Lalu dia mengajakku bertemu di tempat biasa pagi ini. Aku merasa bersalah
setelah membacanya. Mungkin karena aku terlalu terburu-buru mengambil
kesimpulan.
***
Terdengar suara riuh tak henti-hentinya
sepanjang jalan. Aku melangkah pasti ke taman itu. Di iringi bunga-bunga yang
baru mekar. Di temani kicauan burung merpati yang biasa bergerombol di sekitar
taman.
Melihat dari kejauhan, Brafo telah menunggu di
bangku taman itu. Aku mendekatinya dan berdiri tepat di depannya. Brafo
mengajakku duduk di bangku taman itu. Mulanya aku hanya diam tanpa kata, kemudian Brafo menatap mataku, mengatakan
permintaan maaf dan menjelaskan tentang apa yang terjadi kemarin. Kedewasaannya
mulai muncul kala dia menyelesaikan masalah. Aku memotong pembicaraannya
sedikit, berbalik meminta maaf karna akulah yang telah berprasangka buruk
terhadapnya. Aku hanya bisa menunduk dan tersipu malu. Brafo membalas dengan
anggukan dan senyumannya kemudian mengelus-elus rambutku. Itu tandanya dia
sudah memaafkanku. Aku pun merasa lega.
Kala itu tangan kanannya melingkari pinggangku.

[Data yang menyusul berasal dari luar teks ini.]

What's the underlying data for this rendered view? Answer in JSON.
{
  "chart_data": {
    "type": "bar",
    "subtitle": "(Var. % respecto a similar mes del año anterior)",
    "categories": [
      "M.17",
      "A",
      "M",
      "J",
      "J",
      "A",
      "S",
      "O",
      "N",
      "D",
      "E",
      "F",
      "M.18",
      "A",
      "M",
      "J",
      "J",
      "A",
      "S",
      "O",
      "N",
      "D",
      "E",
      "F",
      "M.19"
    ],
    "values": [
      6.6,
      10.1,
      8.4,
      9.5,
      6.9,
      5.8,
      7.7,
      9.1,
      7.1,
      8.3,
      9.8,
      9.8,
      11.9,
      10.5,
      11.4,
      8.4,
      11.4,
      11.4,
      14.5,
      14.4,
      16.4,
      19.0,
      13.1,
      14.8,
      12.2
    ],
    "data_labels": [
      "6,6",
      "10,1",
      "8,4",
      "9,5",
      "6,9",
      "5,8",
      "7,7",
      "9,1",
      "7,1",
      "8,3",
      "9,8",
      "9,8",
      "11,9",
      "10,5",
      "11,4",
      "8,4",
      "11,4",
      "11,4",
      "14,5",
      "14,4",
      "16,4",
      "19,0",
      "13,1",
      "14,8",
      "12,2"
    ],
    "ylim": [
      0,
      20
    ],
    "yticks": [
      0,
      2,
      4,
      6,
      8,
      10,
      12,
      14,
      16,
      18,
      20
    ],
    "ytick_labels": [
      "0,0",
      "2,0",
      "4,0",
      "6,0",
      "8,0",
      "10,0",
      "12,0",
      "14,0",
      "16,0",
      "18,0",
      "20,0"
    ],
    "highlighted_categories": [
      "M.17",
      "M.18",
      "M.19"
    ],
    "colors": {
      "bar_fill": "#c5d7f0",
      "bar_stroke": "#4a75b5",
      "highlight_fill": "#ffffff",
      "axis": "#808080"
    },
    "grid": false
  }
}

Perlahan kepalaku bersandar di pundaknya menikmati udara sejuk. Daun-daun yang
berjatuhan tertiup angin terombang-ambing ke sana ke mari, serta gelak tawa
anak kecil yang menggemaskan.
“Aku yakin dialah yang terbaik untukku dan
selebihnya untuk masa depanku,” Lamunku di bangku taman itu.